Mexico’s largest carrier lost $320 million over the last four years and has debts of almost $800 million. It blames its problems on having to pay its employees more than twice what its competitors pay theirs. The airline has proposed 40 per cent pay cuts and 40 per cent staff cuts.
So far the cabin crew have negotiated suspending their pay for two months and a similar deal has been made with the pilots. In return for these and other changes in employment terms workers have been given a stake in the company, although the details are so far unknown.
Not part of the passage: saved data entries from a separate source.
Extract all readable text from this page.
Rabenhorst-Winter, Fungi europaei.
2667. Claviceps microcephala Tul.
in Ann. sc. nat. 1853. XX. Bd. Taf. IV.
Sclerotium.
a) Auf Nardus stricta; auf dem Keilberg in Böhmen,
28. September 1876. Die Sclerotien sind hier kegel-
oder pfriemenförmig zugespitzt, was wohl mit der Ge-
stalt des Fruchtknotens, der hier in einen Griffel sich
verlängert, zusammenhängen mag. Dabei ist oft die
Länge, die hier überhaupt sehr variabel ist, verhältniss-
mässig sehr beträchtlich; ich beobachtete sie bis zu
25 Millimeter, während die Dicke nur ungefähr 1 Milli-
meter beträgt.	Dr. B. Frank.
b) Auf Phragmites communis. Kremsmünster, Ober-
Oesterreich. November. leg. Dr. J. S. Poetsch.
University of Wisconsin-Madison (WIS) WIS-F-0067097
However, further deals are still being negotiated making the carrier’s future uncertain.
“If we don’t reach an agreement very soon, we’re going to run out of cash, and I’m talking about very soon,” said Adolfo Crespo, the airline’s senior vice-president for corporate communications and customer service.
However, while Mexicana is claiming high staff costs and the global economic troubles, analysts are saying that its biggest problem is mismanagement by the hotel company Grupo Posadas.
There is now speculation that Mexicana will have to merge with Aeroméxico, but Aeroméxico isn’t in much better health.